Update July 13, 2016: The Berkeley City Council unanimously approved the resolution opposing the closure of the Alta Bates hospital and emergency room at Tuesday night's meeting.

Original Post:

Three members of the Berkeley City Council are backing a resolution to oppose the planned closure of the Alta Bates Medical Center emergency room and inpatient hospital. The full council will vote on the issue at its meeting Tuesday night.

Sutter Health, which owns Alta Bates, said last fall that it would close the acute care  hospital and emergency department sometime before 2030. That's when tough California seismic standards kick in.  Sutter said it would consolidate emergency and inpatient services at its Oakland Summit Medical Center and make Alta Bates an outpatient hub.
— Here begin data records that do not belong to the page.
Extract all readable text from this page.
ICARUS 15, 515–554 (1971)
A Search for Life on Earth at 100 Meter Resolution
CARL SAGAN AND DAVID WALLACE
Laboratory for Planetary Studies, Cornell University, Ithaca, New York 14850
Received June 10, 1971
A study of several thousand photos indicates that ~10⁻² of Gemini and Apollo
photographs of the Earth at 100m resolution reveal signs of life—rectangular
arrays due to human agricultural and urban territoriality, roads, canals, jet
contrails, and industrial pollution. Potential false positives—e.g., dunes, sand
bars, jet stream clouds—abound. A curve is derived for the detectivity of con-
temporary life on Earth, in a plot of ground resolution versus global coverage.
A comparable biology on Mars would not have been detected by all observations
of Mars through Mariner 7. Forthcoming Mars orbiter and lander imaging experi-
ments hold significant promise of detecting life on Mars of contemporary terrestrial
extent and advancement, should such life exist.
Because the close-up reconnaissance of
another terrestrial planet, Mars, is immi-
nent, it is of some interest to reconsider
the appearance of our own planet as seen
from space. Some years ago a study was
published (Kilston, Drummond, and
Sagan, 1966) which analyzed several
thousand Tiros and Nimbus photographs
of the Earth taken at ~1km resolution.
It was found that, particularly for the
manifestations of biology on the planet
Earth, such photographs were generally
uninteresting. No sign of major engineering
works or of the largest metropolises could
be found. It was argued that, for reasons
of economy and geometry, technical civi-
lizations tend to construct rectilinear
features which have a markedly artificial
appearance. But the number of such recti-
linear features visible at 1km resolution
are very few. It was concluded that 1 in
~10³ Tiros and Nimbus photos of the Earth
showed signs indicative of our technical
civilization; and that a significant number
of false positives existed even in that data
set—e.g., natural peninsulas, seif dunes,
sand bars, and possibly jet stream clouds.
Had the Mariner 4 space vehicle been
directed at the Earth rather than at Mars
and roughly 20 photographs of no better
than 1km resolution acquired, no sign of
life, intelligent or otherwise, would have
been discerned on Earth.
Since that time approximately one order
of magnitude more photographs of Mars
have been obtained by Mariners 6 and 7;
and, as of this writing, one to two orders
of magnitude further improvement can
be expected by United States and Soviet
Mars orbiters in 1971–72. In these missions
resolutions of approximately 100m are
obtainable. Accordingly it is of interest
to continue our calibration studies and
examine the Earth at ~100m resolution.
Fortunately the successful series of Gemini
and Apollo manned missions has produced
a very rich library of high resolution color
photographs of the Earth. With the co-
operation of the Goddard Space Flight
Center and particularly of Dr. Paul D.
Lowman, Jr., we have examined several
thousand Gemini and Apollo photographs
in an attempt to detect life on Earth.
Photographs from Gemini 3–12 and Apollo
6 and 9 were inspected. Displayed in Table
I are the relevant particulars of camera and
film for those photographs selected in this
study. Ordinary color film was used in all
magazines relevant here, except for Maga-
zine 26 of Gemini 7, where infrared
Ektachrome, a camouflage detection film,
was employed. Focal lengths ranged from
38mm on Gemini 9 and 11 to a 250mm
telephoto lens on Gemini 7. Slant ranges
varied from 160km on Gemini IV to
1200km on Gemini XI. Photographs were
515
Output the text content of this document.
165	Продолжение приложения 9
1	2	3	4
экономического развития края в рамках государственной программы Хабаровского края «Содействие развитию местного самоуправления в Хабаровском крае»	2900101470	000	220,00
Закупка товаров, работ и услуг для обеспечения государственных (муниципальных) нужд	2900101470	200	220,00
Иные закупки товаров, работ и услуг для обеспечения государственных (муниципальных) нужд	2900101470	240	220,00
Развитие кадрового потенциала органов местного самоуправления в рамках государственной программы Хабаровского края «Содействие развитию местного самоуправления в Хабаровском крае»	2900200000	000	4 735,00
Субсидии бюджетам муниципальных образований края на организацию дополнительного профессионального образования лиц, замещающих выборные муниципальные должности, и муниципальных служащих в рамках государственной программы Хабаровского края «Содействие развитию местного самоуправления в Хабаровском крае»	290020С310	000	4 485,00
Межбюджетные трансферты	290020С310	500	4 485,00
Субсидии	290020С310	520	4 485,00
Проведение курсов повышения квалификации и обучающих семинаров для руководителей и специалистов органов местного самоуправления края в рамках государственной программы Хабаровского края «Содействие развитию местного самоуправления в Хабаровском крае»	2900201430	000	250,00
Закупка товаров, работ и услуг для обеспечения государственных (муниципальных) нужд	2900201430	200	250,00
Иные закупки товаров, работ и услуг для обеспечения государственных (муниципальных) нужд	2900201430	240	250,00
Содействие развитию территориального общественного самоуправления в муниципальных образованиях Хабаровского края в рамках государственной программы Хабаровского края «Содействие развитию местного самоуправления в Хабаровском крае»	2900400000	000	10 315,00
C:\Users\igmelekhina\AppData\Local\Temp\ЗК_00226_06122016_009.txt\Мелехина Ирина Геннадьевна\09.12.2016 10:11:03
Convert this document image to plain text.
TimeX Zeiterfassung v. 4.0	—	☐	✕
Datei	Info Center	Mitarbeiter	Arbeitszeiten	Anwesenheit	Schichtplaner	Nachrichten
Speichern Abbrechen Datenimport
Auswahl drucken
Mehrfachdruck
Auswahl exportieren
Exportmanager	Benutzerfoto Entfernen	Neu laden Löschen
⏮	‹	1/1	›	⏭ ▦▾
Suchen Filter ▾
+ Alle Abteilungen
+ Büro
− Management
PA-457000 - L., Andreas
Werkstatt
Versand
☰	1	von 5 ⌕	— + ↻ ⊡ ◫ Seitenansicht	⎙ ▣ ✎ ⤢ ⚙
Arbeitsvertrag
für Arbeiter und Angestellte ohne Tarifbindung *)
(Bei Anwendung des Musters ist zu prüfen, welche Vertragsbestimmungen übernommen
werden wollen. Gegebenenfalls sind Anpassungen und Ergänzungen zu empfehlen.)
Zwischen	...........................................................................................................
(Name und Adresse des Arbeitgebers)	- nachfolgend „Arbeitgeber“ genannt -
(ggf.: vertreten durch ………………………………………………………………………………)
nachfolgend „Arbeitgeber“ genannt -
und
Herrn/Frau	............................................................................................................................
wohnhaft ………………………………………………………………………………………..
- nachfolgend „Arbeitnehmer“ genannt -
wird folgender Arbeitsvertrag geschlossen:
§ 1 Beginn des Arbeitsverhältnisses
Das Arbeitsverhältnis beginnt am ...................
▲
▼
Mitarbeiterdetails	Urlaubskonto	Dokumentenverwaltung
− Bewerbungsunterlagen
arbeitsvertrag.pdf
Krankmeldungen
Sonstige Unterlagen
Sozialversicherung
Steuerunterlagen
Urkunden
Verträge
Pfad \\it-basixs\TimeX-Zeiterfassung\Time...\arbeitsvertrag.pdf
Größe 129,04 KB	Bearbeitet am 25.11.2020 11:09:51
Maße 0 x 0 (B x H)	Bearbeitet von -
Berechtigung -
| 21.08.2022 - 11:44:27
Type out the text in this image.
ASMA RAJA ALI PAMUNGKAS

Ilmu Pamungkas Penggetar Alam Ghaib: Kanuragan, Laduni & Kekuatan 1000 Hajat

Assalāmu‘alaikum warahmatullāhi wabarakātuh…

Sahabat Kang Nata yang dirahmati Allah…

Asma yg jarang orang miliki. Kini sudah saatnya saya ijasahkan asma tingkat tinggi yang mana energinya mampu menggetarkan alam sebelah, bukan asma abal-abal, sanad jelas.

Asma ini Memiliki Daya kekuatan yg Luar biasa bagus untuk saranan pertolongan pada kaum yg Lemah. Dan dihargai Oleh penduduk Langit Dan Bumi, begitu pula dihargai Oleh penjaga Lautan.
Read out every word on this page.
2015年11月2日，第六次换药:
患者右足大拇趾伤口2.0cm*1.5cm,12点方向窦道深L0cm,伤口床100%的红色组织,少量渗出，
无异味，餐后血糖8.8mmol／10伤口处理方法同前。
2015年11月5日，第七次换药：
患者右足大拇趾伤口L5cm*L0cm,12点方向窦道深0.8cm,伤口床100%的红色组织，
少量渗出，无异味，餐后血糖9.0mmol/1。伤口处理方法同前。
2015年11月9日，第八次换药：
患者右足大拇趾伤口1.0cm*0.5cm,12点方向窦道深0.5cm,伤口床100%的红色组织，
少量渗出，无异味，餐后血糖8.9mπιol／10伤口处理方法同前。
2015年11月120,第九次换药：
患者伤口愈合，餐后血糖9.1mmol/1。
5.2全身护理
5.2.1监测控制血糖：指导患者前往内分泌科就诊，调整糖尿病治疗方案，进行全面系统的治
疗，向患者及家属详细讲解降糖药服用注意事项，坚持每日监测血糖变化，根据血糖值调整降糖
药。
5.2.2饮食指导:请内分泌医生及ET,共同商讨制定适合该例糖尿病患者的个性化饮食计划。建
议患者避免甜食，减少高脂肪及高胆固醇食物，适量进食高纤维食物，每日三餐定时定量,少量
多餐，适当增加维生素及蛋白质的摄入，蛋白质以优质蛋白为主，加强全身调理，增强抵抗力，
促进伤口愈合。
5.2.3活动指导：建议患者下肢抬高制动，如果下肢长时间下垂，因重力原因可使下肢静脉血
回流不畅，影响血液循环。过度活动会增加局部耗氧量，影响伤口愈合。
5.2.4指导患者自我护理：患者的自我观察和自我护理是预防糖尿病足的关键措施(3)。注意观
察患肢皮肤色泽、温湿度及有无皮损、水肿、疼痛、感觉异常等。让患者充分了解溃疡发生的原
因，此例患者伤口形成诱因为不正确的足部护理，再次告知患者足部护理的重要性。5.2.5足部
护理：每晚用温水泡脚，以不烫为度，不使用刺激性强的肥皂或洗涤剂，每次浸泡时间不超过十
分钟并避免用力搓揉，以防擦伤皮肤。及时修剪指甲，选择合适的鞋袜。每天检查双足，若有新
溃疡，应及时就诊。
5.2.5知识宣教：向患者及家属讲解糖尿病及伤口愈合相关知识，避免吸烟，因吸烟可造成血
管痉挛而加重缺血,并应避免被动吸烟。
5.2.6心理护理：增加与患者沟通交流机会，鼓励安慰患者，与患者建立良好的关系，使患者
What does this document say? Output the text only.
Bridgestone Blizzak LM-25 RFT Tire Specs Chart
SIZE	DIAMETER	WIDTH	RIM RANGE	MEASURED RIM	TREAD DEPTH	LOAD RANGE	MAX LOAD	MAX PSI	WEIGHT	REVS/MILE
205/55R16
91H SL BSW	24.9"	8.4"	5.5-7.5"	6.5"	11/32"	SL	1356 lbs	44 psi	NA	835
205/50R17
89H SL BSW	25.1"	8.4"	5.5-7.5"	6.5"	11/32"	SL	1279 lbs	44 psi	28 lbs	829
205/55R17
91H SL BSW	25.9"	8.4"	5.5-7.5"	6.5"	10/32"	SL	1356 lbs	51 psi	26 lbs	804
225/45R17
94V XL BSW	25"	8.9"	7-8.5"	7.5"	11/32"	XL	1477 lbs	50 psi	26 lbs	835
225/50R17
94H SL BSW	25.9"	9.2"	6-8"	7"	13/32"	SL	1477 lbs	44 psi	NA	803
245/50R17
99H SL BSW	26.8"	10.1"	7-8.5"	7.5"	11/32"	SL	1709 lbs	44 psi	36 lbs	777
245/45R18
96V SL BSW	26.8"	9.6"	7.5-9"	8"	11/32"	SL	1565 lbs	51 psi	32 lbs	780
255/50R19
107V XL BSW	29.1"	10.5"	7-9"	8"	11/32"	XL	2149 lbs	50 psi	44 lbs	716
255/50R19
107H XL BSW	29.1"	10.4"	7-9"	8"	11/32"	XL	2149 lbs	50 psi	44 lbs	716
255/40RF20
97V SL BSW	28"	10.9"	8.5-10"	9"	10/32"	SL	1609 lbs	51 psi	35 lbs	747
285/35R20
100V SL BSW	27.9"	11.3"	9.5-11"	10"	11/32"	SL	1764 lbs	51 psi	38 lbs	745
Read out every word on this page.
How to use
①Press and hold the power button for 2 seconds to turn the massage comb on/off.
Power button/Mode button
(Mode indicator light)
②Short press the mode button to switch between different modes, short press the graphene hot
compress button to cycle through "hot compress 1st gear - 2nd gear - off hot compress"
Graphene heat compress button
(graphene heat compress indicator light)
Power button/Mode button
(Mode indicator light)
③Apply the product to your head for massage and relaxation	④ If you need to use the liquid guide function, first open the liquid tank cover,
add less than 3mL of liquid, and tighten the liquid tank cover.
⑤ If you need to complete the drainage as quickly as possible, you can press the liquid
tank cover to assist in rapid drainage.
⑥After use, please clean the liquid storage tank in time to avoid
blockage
"Sutter made this decision unilaterally without consulting the city of Berkeley," said council member Jessie Arreguin, one of the authors of the resolution. "We need to speak out, and we need to fight back."


In a statement, Sutter says the closure of the hospital and ER "is not new information. We began discussion about this important transition with civic leaders several years ago."

Alta Bates maintains the only emergency department in Berkeley, but ramification of its closure would be felt well beyond the city's borders. Last year Doctors Medical Center in San Pablo closed, including its inpatient hospital and emergency department. People north of Berkeley to Vallejo had relied on this safety-net hospital.

If Alta Bates were to close, that would leave Kaiser Richmond with the only emergency room between Richmond and Oakland.

Arreguin said he wants to work with Sutter to try to find a solution to keep Alta Bates open.  He said he supports efforts to try to retrofit the existing hospital to meet the new standards.

"But it's going to take building a broad coalition," he said, "and we need to start that process."

Berkeley council members Kriss Worthington and Max Anderson are co-authors with Arreguin of the draft resolution to be introduced tonight, which says in part:

(T)he Mayor and City Council of the City of Berkeley oppose Sutter Health Corporation’s plan to close its acute care services at Alta Bates Hospital and calls upon Sutter Health to cease and desist all actions in furtherance of any and all plans to close Alta Bates.

The resolution further hints at possible legal action, saying that the mayor and council "request the City Attorney to investigate the actions taken by Sutter Health and initiate proceedings, whenever warranted, under relevant statues."

In its statement, Sutter said it is "committed to a strong medical presence in the City of Berkeley," but that "increasing demand for outpatient services and procedures decreases the need for inpatient care."

Sutter's Summit Medical Center and Alta Bates are three miles apart. Sutter said that "if we are to remain viable as an organization and affordable to our patients, we cannot operate two full-service hospitals" in such close proximity.